Robert Morris

Drawing as thinking

Exhibition

Using drawings as studies for paintings and sculpture, diagrams, as well as documents of physical processes, Morris redefines their role by exploring new media and techniques. His monumental drawings which enlarge the image from the page to the mural are a distinctive innovation in contemporary art which refers back to antiquity and the Renaissance. The drawings are enriched by Morris’s references to archaeology and philosophy as well as to old masters like Dürer and Leonardo da Vinci and modern masters like Cézanne and Pollock. Among the works exhibited for the first time are the drawings based on Goya, the artist who is foremost in Morris’s mind as he examines the disasters and follies of the twentieth and twenty-first centuries. Drawing for Morris became the principle means to solve aesthetic problems that have preoccupied him since his decision to stop painting in 1958 – the year ARTnews named him the best young painter in the United States.
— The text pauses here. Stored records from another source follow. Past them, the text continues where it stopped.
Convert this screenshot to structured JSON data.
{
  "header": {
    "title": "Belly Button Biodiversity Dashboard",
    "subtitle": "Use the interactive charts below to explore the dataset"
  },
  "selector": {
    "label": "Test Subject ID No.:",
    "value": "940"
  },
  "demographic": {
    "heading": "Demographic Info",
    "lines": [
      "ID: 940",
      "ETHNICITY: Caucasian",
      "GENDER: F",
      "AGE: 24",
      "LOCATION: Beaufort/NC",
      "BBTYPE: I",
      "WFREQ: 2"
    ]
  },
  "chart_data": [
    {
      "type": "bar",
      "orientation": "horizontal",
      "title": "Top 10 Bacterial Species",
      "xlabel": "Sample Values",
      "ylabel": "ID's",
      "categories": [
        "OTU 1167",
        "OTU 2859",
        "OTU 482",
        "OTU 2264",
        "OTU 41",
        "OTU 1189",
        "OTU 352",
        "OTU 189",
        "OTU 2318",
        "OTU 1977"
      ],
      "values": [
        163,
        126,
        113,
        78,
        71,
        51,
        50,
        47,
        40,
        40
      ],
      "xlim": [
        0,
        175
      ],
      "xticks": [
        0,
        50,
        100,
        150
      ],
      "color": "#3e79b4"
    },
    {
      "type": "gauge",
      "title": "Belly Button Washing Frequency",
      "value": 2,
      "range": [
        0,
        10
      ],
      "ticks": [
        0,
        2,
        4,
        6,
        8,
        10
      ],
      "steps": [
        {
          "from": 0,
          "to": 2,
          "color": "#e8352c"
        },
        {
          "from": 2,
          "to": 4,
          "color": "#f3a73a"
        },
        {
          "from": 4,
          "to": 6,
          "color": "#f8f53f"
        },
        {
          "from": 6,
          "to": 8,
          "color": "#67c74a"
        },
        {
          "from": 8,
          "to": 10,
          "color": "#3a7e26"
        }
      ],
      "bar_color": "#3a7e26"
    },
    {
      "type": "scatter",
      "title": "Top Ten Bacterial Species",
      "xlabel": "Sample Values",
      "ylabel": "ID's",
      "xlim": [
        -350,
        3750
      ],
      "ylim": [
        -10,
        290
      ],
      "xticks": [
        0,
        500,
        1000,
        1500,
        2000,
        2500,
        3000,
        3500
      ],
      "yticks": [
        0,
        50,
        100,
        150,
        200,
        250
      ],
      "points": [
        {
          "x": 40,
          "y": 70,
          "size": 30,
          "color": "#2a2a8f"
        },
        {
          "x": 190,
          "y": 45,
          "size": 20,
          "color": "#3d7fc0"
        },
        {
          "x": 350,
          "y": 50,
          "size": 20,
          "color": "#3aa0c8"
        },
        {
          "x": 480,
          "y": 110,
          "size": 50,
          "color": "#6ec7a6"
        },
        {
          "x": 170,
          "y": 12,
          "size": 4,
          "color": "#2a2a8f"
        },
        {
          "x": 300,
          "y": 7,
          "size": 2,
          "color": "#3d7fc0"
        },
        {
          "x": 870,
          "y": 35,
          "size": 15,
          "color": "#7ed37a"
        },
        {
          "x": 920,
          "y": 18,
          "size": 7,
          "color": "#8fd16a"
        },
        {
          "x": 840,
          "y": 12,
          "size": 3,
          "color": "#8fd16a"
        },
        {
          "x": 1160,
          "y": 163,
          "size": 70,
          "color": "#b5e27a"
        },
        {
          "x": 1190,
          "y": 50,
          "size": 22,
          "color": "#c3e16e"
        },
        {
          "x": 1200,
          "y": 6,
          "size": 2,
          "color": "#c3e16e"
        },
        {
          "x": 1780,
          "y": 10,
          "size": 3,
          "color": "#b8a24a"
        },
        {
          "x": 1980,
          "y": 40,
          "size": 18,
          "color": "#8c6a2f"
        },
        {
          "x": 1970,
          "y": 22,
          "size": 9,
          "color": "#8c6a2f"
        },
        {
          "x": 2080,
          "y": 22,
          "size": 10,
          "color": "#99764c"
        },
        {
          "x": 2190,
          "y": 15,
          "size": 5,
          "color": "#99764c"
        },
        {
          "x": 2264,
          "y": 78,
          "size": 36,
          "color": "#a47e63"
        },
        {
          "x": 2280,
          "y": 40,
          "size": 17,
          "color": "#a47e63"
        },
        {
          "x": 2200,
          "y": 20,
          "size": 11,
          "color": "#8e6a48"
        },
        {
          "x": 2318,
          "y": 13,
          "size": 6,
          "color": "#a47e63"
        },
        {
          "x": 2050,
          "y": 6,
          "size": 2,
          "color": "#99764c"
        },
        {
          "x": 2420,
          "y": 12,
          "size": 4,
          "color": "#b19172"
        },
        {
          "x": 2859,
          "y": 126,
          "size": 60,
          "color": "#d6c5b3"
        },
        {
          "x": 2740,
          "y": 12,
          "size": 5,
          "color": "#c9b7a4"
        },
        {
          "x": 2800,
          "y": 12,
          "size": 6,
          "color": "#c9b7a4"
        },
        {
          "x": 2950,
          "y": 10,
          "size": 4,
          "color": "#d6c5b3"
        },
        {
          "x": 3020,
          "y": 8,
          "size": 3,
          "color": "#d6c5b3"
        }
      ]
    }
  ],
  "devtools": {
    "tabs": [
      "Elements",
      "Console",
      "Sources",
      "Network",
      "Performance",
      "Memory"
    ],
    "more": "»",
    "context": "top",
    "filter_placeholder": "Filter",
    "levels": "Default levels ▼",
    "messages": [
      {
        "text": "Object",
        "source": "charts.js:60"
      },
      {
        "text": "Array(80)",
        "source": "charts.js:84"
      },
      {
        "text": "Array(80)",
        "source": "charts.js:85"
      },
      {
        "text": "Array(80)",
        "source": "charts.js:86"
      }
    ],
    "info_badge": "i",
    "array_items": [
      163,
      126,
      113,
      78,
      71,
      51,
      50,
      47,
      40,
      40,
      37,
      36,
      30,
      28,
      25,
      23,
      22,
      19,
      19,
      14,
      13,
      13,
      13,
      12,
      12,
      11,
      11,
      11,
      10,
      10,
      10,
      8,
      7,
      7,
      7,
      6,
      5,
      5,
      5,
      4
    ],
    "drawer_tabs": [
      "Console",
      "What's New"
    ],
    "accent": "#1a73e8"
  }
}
Morris began drawing as a child and has continued without interruption throughout his life. In drawing, he found the way finally to express his painterly gifts without compromising with either academicism or facile illustration of his continuing political engagement, as exemplified in the final series of Blind Time drawings inspired by Guantanamo Bay torture scenes. In drawing, Morris explores new ground, especially with regard to representational imagery – barred from painting as academic – and an architectural scale heretofore unknown in drawing. The intimate and private nature of drawing also permits him a degree of personal expression absent from his three-dimensional work.